In the matter of the K Trust, Guernsey Judgment 31/2015, Dawn and Emma McCall worked alongside Guernsey advocates and Counsel to advise 11 of 14 adult beneficiaries on an application - the first in Guernsey - seeking removal of a protector whose approach was no longer considered to be in the best interests of the beneficiaries. The Royal Court established the test in Guernsey for removal of protectors and dealt with incidental issues, such as specific indemnities, to which it considered the protector was not entitled in the absence of indemnity provisions in the trust deed.

In Durham v Lambton & Others [2013] EWHC 3566 (Ch), Dawn was involved in a case which considered whether English proceedings in a succession dispute focusing on the friction between English testamentary freedom and Italian forced heirship (including claw back) rules should be stayed on the basis of forum non conveniens in favour of the Italian Courts.

Acting for the successful beneficiaries in The Matter of the A and B Trusts [2012] JRC 169A, where the Royal Court of Jersey made new law on the scope of the duties of trust protectors and the grounds on which they may be removed from office.

England and Wales, 1980

British Virgin Islands, 2008

‘Probate Disputes and Remedies’, Jordans - 2014

‘International Trust and Divorce Litigation’, Jordans - 2013

‘Authority to trustees to incur costs of litigation’ and ‘Action by Disgruntled Beneficiaries’, Tottel’s Administration of Trusts

Society of Trust and Estate Practitioners

Association of Contentious Trust and Probate Specialists

‘The Balance of Power – powers retained by the settlor (for himself or others)’, STEP IOM - October 2016

‘Protectors: Solution for Everything or Recipe for Disaster’, Transcontinental Trusts Forum 2016, Bermuda - May 2016

‘Nuptialisation of Trusts: Cross border divorce for Ultra High Net Worth Individuals’, IBC Conference - March 2016


I wished to become an opera singer

The reluctant litigator.

One miserable day longer ago than I care to remember I attended an interview with the Law Society who were to decide whether, as one of the youngest students and in a minority of 10:1 men to women at law school I was a fit and proper person to be admitted to the profession.

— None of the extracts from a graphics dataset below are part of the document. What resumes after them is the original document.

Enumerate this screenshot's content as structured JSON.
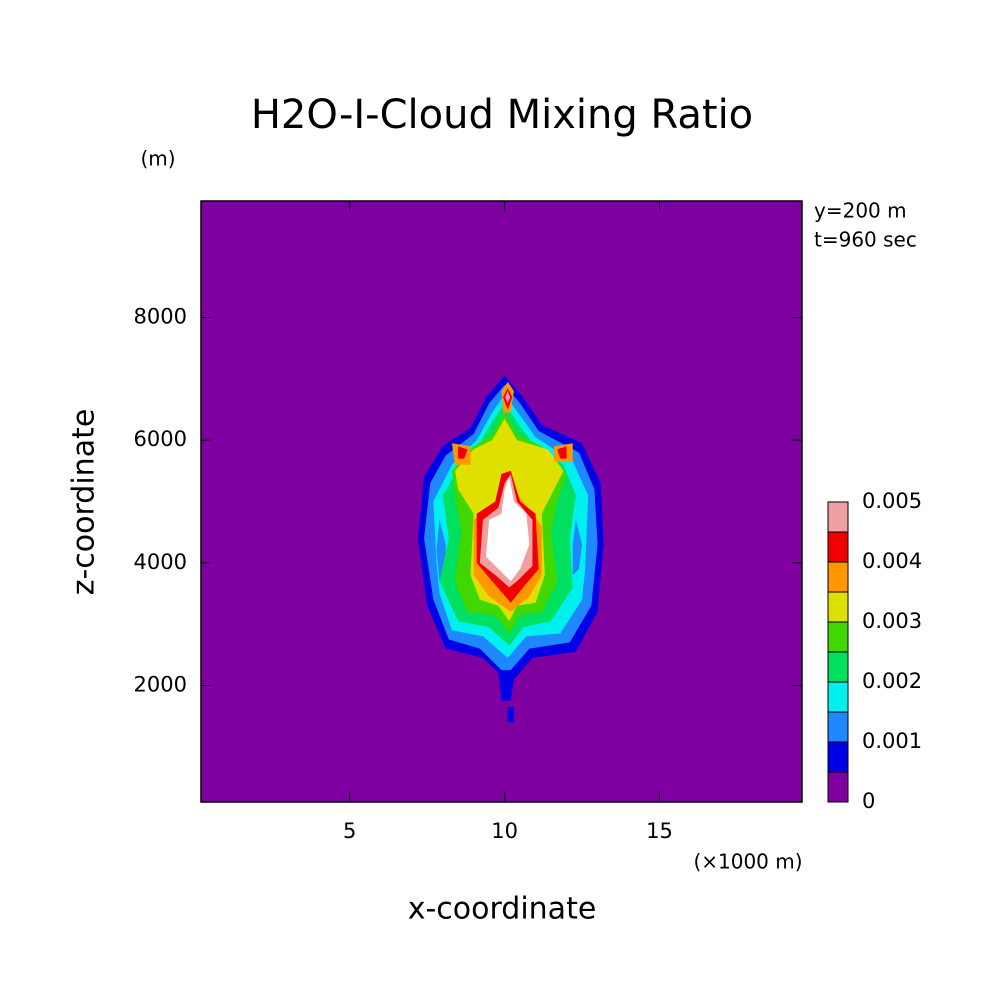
{
  "chart_data": {
    "type": "contour",
    "title": "H2O-I-Cloud Mixing Ratio",
    "x_label": "x-coordinate",
    "y_label": "z-coordinate",
    "x_unit": "(×1000 m)",
    "y_unit": "(m)",
    "annotations": [
      "y=200 m",
      "t=960 sec"
    ],
    "xlim": [
      0.2,
      19.6
    ],
    "ylim": [
      100,
      9900
    ],
    "xticks": [
      5,
      10,
      15
    ],
    "yticks": [
      2000,
      4000,
      6000,
      8000
    ],
    "levels": [
      0,
      0.0005,
      0.001,
      0.0015,
      0.002,
      0.0025,
      0.003,
      0.0035,
      0.004,
      0.0045,
      0.005
    ],
    "colors": [
      "#7f00a0",
      "#0000e6",
      "#1e88ff",
      "#00f0f0",
      "#00e060",
      "#40d800",
      "#e0e000",
      "#ff9800",
      "#f00000",
      "#f0a0a0",
      "#ffffff"
    ],
    "colorbar_ticks": [
      0,
      0.001,
      0.002,
      0.003,
      0.004,
      0.005
    ],
    "contours": [
      {
        "level": 0.0005,
        "points": [
          [
            10,
            7050
          ],
          [
            10.6,
            6700
          ],
          [
            11.2,
            6250
          ],
          [
            12.5,
            5950
          ],
          [
            13.1,
            5300
          ],
          [
            13.2,
            4300
          ],
          [
            13,
            3200
          ],
          [
            12.3,
            2550
          ],
          [
            10.9,
            2450
          ],
          [
            10.3,
            2100
          ],
          [
            10.2,
            1750
          ],
          [
            9.9,
            1750
          ],
          [
            9.8,
            2200
          ],
          [
            9.3,
            2450
          ],
          [
            8.1,
            2600
          ],
          [
            7.5,
            3300
          ],
          [
            7.2,
            4400
          ],
          [
            7.4,
            5400
          ],
          [
            8,
            5900
          ],
          [
            8.9,
            6200
          ],
          [
            9.4,
            6700
          ]
        ]
      },
      {
        "level": 0.0005,
        "points": [
          [
            10.1,
            1650
          ],
          [
            10.3,
            1650
          ],
          [
            10.3,
            1400
          ],
          [
            10.1,
            1400
          ]
        ]
      },
      {
        "level": 0.001,
        "points": [
          [
            10,
            6900
          ],
          [
            10.5,
            6600
          ],
          [
            11.1,
            6150
          ],
          [
            12.4,
            5800
          ],
          [
            12.9,
            5200
          ],
          [
            13,
            4300
          ],
          [
            12.8,
            3300
          ],
          [
            12.1,
            2700
          ],
          [
            10.8,
            2600
          ],
          [
            10.2,
            2250
          ],
          [
            9.9,
            2250
          ],
          [
            9.2,
            2600
          ],
          [
            8.2,
            2750
          ],
          [
            7.7,
            3400
          ],
          [
            7.4,
            4400
          ],
          [
            7.6,
            5300
          ],
          [
            8.1,
            5750
          ],
          [
            9,
            6100
          ],
          [
            9.5,
            6600
          ]
        ]
      },
      {
        "level": 0.0015,
        "points": [
          [
            10,
            6750
          ],
          [
            10.5,
            6400
          ],
          [
            11,
            6050
          ],
          [
            12.2,
            5650
          ],
          [
            12.7,
            5100
          ],
          [
            12.6,
            3900
          ],
          [
            12.5,
            3400
          ],
          [
            11.8,
            2850
          ],
          [
            10.7,
            2800
          ],
          [
            10.1,
            2450
          ],
          [
            9.3,
            2800
          ],
          [
            8.3,
            2900
          ],
          [
            7.9,
            3500
          ],
          [
            7.8,
            4000
          ],
          [
            7.7,
            5000
          ],
          [
            8.3,
            5600
          ],
          [
            9.1,
            6000
          ],
          [
            9.6,
            6450
          ]
        ]
      },
      {
        "level": 0.001,
        "points": [
          [
            7.9,
            4700
          ],
          [
            8.1,
            4300
          ],
          [
            8.1,
            3900
          ],
          [
            7.9,
            3700
          ],
          [
            7.8,
            4200
          ]
        ]
      },
      {
        "level": 0.001,
        "points": [
          [
            12.3,
            4700
          ],
          [
            12.5,
            4300
          ],
          [
            12.4,
            3900
          ],
          [
            12.2,
            3800
          ],
          [
            12.2,
            4300
          ]
        ]
      },
      {
        "level": 0.002,
        "points": [
          [
            10,
            6600
          ],
          [
            10.4,
            6300
          ],
          [
            10.9,
            5950
          ],
          [
            11.9,
            5600
          ],
          [
            12.3,
            5100
          ],
          [
            12.1,
            4400
          ],
          [
            12.2,
            3600
          ],
          [
            11.5,
            3050
          ],
          [
            10.6,
            2950
          ],
          [
            10.15,
            2650
          ],
          [
            9.5,
            2950
          ],
          [
            8.5,
            3050
          ],
          [
            7.9,
            3700
          ],
          [
            8.2,
            4400
          ],
          [
            8,
            5100
          ],
          [
            8.6,
            5600
          ],
          [
            9.2,
            5950
          ],
          [
            9.6,
            6300
          ]
        ]
      },
      {
        "level": 0.0025,
        "points": [
          [
            10,
            6450
          ],
          [
            10.4,
            6100
          ],
          [
            11.2,
            5900
          ],
          [
            12,
            5450
          ],
          [
            11.7,
            5000
          ],
          [
            11.5,
            4500
          ],
          [
            11.7,
            3700
          ],
          [
            11.2,
            3200
          ],
          [
            10.5,
            3150
          ],
          [
            10.15,
            2850
          ],
          [
            9.7,
            3150
          ],
          [
            8.8,
            3200
          ],
          [
            8.4,
            3700
          ],
          [
            8.6,
            4500
          ],
          [
            8.4,
            5100
          ],
          [
            8.3,
            5500
          ],
          [
            9,
            5900
          ],
          [
            9.6,
            6100
          ]
        ]
      },
      {
        "level": 0.003,
        "points": [
          [
            10,
            6350
          ],
          [
            10.4,
            6000
          ],
          [
            11.4,
            5850
          ],
          [
            11.9,
            5500
          ],
          [
            11.6,
            5200
          ],
          [
            11.2,
            4800
          ],
          [
            11.3,
            3800
          ],
          [
            11,
            3350
          ],
          [
            10.4,
            3300
          ],
          [
            10.15,
            3050
          ],
          [
            9.8,
            3300
          ],
          [
            9.2,
            3400
          ],
          [
            8.9,
            3800
          ],
          [
            9,
            4800
          ],
          [
            8.5,
            5200
          ],
          [
            8.4,
            5500
          ],
          [
            9,
            5850
          ],
          [
            9.6,
            6000
          ]
        ]
      },
      {
        "level": 0.0035,
        "points": [
          [
            10.15,
            5300
          ],
          [
            10.6,
            5000
          ],
          [
            11.2,
            4600
          ],
          [
            11.2,
            3800
          ],
          [
            10.8,
            3450
          ],
          [
            10.2,
            3200
          ],
          [
            9.5,
            3450
          ],
          [
            9,
            3800
          ],
          [
            9,
            4700
          ],
          [
            9.7,
            5000
          ]
        ]
      },
      {
        "level": 0.0035,
        "points": [
          [
            8.3,
            5950
          ],
          [
            8.9,
            5900
          ],
          [
            8.9,
            5600
          ],
          [
            8.4,
            5600
          ]
        ]
      },
      {
        "level": 0.0035,
        "points": [
          [
            11.6,
            5900
          ],
          [
            12.2,
            5950
          ],
          [
            12.2,
            5650
          ],
          [
            11.6,
            5650
          ]
        ]
      },
      {
        "level": 0.0035,
        "points": [
          [
            10.1,
            6950
          ],
          [
            10.3,
            6800
          ],
          [
            10.2,
            6450
          ],
          [
            9.95,
            6450
          ],
          [
            9.9,
            6800
          ]
        ]
      },
      {
        "level": 0.004,
        "points": [
          [
            10.2,
            5500
          ],
          [
            10.5,
            5000
          ],
          [
            11,
            4800
          ],
          [
            11.1,
            3900
          ],
          [
            10.6,
            3600
          ],
          [
            10.2,
            3350
          ],
          [
            9.6,
            3700
          ],
          [
            9.1,
            4000
          ],
          [
            9.1,
            4800
          ],
          [
            9.7,
            5000
          ],
          [
            9.9,
            5450
          ]
        ]
      },
      {
        "level": 0.004,
        "points": [
          [
            8.5,
            5900
          ],
          [
            8.8,
            5850
          ],
          [
            8.7,
            5700
          ],
          [
            8.5,
            5700
          ]
        ]
      },
      {
        "level": 0.004,
        "points": [
          [
            11.7,
            5850
          ],
          [
            12,
            5900
          ],
          [
            12,
            5700
          ],
          [
            11.8,
            5700
          ]
        ]
      },
      {
        "level": 0.004,
        "points": [
          [
            10.1,
            6850
          ],
          [
            10.25,
            6700
          ],
          [
            10.1,
            6500
          ],
          [
            9.95,
            6700
          ]
        ]
      },
      {
        "level": 0.0045,
        "points": [
          [
            10.2,
            5450
          ],
          [
            10.4,
            5000
          ],
          [
            10.9,
            4700
          ],
          [
            10.9,
            3950
          ],
          [
            10.4,
            3700
          ],
          [
            10.15,
            3600
          ],
          [
            9.7,
            3800
          ],
          [
            9.2,
            4000
          ],
          [
            9.3,
            4700
          ],
          [
            9.8,
            4900
          ],
          [
            10,
            5300
          ]
        ]
      },
      {
        "level": 0.0045,
        "points": [
          [
            10.1,
            6800
          ],
          [
            10.18,
            6700
          ],
          [
            10.1,
            6600
          ],
          [
            10.02,
            6700
          ]
        ]
      },
      {
        "level": 0.005,
        "points": [
          [
            10.15,
            5400
          ],
          [
            10.3,
            5000
          ],
          [
            10.7,
            4800
          ],
          [
            10.8,
            4300
          ],
          [
            10.5,
            3900
          ],
          [
            10.2,
            3700
          ],
          [
            9.8,
            3900
          ],
          [
            9.4,
            4100
          ],
          [
            9.5,
            4700
          ],
          [
            9.9,
            4800
          ],
          [
            10,
            5200
          ]
        ]
      }
    ]
  }
}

Uninspired by the inevitable ‘ Why do you want to become a solicitor?’ I replied that I didn’t: I wished to become an opera singer. Shocked, the interview panel searched for an explanation for my presence there, eventually lighting on my engagement ring and enquiring, ‘ Your fiancé- he is a lawyer?’

‘No. He’s a conductor!’

After this inauspicious start I decided that perhaps it was worth trying and found that I took to the law. Having begun my career in a country practice as a commercial litigator and divorce lawyer (sometimes known as Surrey’s Iron Lady) I was fortunate enough to join Withers and to set up and develop the Contentious Trust and Succession Team.

At Withers life has rarely been dull: some cases resemble an opera libretto or a Greek tragedy. The work is intense and demanding but fascinating: complex legal issues often crossing cultures and borders; difficult family or business relationships giving rise to dispute and the rigour of the justice system (or several concurrently in a multi- jurisdiction dispute.)

Most of all, Withers is all about people: how they live, marry, look after their children, buy property, migrate, create and run businesses, set up charities, interact with each other and need help when that interaction breaks down.

In recent years I have taken on fiduciary appointments, enabling me to see life as a protector, charity trustee or director of a private trust company from a very different (and instructive) angle. I also advise on risk reduction and mitigation for trustees and other fiduciaries, using my experience of what goes wrong to help avoid it. Stress testing is another example of a poacher turned game keeper: having had a reputation as a trust buster it is not difficult to see the fault lines in a proposed or existing structure and advise on how to strengthen it.

Outside Withers I spend most of my time with my family doing almost anything creative or artistic. Occasionally I still sing.